Data Eng Weekly

Hadoop Weekly Issue #162

20 March 2016

Technical news about the core Hadoop ecosystem was rather slow this week, but there are interesting big data articles from Netflix, Facebook, and AWS. In addition, there were a lot of releases this week—Drill, Kylin, Mahout, Hama, and Ibis. Finally, Altiscale announced a new product, and rdkafka-dotnet is a new Kafka library for the .NET ecosystem.


The Netflix blog has a post about Mantis, their stream-processing platform for realtime analytics. The post talks about the system architecture (built on Mesos, RxJava, and RxNetty), autoscaling (the number of ec2 instances cycles up and down throughout a given day), use-cases (such as anomaly detection to alert engineering teams), and future plans. The comments also have a good overview of how Mantis compares to a system like Spark Streaming.

This article demonstrates how to use the recently released GraphFrames API for Spark to do graph analysis of flight datasets. In addition to typical summary statistics, the post shows how to use motifs (patterns), run a PageRank calculation, use bread-first search to find flight connections, and more.

The AWS Big Data blog has a tutorial showing how to build a server-less stream processing system using several AWS services (Lambda, Kinesis, DynamoDB streams). The post describes all the system setup and IAM permission configs needed to get going, and it includes example Lambda functions for updating event counters in DynamoDB and deriving metrics from what's stored in DynamoDB for publishing to CloudWatch.

This post aims to define a framework for empowering data scientists and data engineers to focus one what they do best. Rather than the labor categories inherited from the BI departments of the past, data scientists should focus on building end-end products and data engineers focus on abstraction. Having worked in organizations with both strategies, I agree that the latter has a lot of pros.

Apache Beam (incubating)—the framework previously known as the Dataflow SDK—has put together a capability matrix for the various backends (Google Cloud Dataflow, Apache Flink, Apache Spark). The matrix covers the What (types of operators), Where (windows), When (triggers), and How parts of the model. In addition to showing what's currently supported, the matrix also shows what is and isn't possible in the future.

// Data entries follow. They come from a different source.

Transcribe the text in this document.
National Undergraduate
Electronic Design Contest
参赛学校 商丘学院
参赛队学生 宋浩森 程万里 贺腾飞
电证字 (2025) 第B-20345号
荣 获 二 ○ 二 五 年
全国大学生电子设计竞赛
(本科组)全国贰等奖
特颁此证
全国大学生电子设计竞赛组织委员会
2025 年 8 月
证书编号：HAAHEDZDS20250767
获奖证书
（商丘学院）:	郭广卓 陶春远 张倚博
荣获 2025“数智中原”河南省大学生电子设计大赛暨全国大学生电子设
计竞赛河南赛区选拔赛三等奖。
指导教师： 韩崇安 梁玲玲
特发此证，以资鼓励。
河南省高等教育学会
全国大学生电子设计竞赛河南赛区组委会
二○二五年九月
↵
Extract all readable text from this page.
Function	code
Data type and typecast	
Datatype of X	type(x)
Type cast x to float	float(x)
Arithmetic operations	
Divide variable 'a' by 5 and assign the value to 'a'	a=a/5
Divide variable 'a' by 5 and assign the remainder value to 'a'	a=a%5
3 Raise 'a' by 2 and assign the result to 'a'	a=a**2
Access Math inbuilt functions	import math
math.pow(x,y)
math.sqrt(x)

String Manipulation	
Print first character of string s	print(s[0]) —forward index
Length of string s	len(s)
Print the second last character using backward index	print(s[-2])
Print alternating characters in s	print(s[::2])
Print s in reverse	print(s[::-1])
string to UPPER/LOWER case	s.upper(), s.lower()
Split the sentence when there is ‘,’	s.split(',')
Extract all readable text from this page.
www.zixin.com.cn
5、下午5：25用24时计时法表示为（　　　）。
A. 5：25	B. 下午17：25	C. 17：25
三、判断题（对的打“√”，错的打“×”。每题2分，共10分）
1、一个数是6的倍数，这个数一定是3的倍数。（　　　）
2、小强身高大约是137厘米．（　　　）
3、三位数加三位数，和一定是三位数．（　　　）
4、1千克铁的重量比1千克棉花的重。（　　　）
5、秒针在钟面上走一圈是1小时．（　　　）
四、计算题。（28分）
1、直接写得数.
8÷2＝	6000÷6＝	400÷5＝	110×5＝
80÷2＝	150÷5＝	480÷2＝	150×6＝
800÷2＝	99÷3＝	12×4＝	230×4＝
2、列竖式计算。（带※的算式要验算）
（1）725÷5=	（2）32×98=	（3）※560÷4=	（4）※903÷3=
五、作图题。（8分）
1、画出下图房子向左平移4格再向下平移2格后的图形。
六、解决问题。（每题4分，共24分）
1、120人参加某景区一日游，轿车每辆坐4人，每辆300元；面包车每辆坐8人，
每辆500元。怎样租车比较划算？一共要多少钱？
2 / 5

Twitter has published a new post about Manhattan, their distributed key-value store. The topic of this post is consistency, which is implemented using their DistributedLog service (which shares similarities to Kafka). For those interested in distributed systems, this describes some of the practical challenges of implementing one at scale.

The MapR blog describes four different ways to manage passwords for Sqoop—protected files, storing passwords in a db, storing passwords in a db + expect scripting, and the Hadoop CredentialProvider API. The last option is the cleanest, and Sqoop added support for it in version 1.4.5.

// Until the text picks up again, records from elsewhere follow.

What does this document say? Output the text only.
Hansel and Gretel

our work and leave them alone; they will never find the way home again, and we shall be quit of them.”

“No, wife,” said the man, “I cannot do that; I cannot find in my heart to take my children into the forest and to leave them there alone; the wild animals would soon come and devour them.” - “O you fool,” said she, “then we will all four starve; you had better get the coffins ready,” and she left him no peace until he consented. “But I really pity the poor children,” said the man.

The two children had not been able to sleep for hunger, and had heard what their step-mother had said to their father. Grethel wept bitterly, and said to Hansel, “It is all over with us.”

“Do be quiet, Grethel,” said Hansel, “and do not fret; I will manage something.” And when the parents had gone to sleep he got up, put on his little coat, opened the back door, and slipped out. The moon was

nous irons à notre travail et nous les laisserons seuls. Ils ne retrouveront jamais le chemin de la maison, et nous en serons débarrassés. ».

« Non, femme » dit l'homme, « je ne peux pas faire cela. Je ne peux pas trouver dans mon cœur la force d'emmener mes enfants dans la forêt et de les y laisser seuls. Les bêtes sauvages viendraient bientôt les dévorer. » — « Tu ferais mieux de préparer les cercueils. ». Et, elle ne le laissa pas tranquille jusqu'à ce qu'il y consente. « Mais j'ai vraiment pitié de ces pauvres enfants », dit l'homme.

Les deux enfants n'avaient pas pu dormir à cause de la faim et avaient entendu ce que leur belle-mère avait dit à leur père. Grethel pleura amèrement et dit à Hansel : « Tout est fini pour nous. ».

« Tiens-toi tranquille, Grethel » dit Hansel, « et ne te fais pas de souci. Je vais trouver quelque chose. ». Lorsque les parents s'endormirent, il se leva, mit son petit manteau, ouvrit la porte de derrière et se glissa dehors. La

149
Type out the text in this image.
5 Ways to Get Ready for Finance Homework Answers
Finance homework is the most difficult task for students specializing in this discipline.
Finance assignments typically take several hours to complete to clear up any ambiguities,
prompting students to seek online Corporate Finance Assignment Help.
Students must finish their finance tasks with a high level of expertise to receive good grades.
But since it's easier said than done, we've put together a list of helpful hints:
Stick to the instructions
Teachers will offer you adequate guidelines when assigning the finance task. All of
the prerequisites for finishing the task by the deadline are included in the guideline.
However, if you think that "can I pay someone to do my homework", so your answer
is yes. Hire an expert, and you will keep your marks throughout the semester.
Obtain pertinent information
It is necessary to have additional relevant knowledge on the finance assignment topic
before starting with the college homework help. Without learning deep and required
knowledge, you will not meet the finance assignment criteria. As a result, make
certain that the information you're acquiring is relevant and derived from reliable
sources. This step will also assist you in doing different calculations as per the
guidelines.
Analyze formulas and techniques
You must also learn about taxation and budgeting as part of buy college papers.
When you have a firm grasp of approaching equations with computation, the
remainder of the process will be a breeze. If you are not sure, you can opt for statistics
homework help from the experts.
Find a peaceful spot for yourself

Facebook has one of the largest and richest datasets in the world, and it faces data challenges not seen in many other companies. One such challenge is how to index and query a giant distributed graph. This post gives a preview overview of their distributed graph query engine, Dragon, which is powered by systems like RocksDB and MySQL.


The Call for Papers for Cassandra Summit 2016, which takes place in San Jose in September, is now open. The CFP closes on June 1st.

Altiscale has announced a new product, Altiscale Insight Cloud, which is a hosted service for dynamic visualizations, dashboards, and more. The new service adds to the Altiscale Big Data-as-a-service platform to form a complete out-of-the-box solution.

"Hadoop: What You Need to Know" is a new free eBook aimed at Enterprise leadership. The report introduces the basics of Hadoop and why it's important. Access is restricted behind an e-mail wall.

Teams from Pivotal and the University of Wisconsin have submitted a proposal for Quickstep, a modern high-performance database engine, to the Apache Incubator. The project started in 2011 and is implemented in C++. The proposal highlights potential alignments with Hive, HAWQ (incubating), YARN, and Mesos.


Apache Mahout 0.11.2 was released just over a week ago. The new release adds Spark 1.5.2 support, several performance improvements, and a handful of bug fixes.

Apache Hamma, the Bulk Synchronous Parallel computing framework, released version 0.7.1 this week. The new release fixes two high profile bugs for Python and YARN, and it adds a new task scheduling mechanism.

Version 1.3.0 of Apache Kylin, the OLAP analytics engine with Hive integration, was released this week. The new version includes Hive Beeline support, precise distinct counts, and many improvements.

Ibis, the Python analytics framework with support for the Hadoop ecosystem, has released version 0.7.0. This release adds Impala-Kudu integration, bug fixes, and a smarter SQL compiler. If you're interacting with the Hadoop ecosystem from Python, be sure to check it out.

The Apache Drill project has one of the fastest release velocities in the Hadoop ecosystem with a new release nearly every month. This week saw the 1.6.0 release, which adds support for Java 8, inbound impersonation, and additional custom window frames.

rdkafka-dotnet is an Apache Kafka client for C#/F#. Built on librdkafka, it has a lot of the functionality seen in other clients.